My design has a REST endpoint that runs locally, and a JS client/SDK then
connects to it on a known endpoint. My "MVP" version is to have the user
running an interface with the request queue in a separate tab, and the server
always at a fixed localhost:port endpoint. The client page would then issue a
REST request that hangs until the user responds to the request in the separate
tab.

This would conceivably work as a browser plugin as well since I'm planning to
write it in JS for Node--basically the server logic would instead live in the
plugin and the SDK would check for presence of the plugin before making a REST
call.
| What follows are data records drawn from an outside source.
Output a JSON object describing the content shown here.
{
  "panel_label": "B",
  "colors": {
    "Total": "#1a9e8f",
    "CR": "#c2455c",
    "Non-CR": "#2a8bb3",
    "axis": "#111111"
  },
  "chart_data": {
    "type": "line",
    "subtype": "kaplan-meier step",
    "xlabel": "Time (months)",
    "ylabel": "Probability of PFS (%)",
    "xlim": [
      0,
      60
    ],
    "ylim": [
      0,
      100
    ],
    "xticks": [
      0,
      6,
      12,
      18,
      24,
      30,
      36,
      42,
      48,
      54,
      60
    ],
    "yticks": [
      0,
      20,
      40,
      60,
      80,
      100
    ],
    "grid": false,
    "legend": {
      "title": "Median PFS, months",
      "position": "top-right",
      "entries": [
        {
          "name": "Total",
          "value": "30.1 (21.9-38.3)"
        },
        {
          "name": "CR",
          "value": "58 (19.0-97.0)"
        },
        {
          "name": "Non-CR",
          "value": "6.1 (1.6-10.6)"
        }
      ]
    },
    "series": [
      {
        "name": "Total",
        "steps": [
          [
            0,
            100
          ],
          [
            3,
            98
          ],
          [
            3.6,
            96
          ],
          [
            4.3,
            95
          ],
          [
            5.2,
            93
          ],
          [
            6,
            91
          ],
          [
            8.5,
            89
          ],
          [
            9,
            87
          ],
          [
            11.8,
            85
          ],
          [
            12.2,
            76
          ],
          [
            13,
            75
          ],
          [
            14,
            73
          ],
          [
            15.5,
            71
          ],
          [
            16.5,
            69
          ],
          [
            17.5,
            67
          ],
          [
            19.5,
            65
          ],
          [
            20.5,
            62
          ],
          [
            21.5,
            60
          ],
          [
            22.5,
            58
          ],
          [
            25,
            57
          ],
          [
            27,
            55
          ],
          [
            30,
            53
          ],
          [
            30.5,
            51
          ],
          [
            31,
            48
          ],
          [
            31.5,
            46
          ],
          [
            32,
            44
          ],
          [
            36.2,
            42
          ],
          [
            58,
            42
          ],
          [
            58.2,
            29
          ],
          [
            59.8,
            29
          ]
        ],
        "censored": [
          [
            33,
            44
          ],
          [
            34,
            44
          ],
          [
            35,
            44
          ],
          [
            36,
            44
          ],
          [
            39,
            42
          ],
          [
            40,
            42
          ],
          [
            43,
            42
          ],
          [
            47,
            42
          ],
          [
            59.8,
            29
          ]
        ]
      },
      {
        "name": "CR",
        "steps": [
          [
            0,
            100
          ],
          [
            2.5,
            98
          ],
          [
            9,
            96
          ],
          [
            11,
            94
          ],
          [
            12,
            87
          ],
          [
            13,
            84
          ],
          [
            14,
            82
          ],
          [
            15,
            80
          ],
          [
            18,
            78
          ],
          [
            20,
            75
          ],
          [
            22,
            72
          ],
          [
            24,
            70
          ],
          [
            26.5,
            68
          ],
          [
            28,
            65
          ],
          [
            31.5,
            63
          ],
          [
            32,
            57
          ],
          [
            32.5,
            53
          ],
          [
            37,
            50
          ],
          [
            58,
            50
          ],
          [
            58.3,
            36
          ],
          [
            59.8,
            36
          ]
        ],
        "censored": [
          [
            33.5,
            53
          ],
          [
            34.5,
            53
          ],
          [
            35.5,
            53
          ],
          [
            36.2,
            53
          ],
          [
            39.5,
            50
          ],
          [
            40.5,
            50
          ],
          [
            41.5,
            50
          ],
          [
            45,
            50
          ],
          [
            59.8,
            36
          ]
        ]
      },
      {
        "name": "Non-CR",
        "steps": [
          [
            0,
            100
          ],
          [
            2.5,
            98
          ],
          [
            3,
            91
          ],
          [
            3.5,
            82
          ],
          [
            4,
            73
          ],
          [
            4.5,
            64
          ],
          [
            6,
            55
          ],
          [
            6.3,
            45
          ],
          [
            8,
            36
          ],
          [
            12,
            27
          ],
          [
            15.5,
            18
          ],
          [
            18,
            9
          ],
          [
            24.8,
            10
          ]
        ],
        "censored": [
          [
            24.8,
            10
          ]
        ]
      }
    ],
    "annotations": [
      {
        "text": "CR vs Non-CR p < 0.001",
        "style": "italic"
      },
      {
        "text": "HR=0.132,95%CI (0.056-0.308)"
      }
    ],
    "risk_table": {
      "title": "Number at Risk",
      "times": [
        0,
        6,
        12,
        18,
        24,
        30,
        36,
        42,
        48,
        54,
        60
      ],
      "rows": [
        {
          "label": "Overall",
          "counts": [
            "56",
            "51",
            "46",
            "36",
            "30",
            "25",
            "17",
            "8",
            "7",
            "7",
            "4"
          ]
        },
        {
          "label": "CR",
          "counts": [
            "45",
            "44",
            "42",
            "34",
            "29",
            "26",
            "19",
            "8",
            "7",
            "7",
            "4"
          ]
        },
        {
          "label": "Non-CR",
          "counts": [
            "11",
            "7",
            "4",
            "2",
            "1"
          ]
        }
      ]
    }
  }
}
IMO the advantage of making it a REST endpoint though, is protecting
private keys from whatever else might be going on in the browser
process(es)--based on my own worst-case on assumptions, unsure if it's
actually an issue with the plugin architectures.

I'm an aspiring interaction/UX designer so that is the aspect I am focusing
on, and my motivation is that I am personally starting to use GPG with a
Yubikey + offline master. So yea, collaborators hit me up, especially if
you're in SF.

------
pconf
This article fails my smell test. The adolescent vocabulary doesn't correlate
with the otherwise polished writing style and the technical merits fall far
short of the proposed remediations. It is therefore likely to have been funded
or otherwise inspired by the NSA in an attempt to smear PGP, still the most
effective cryptography available to the average person.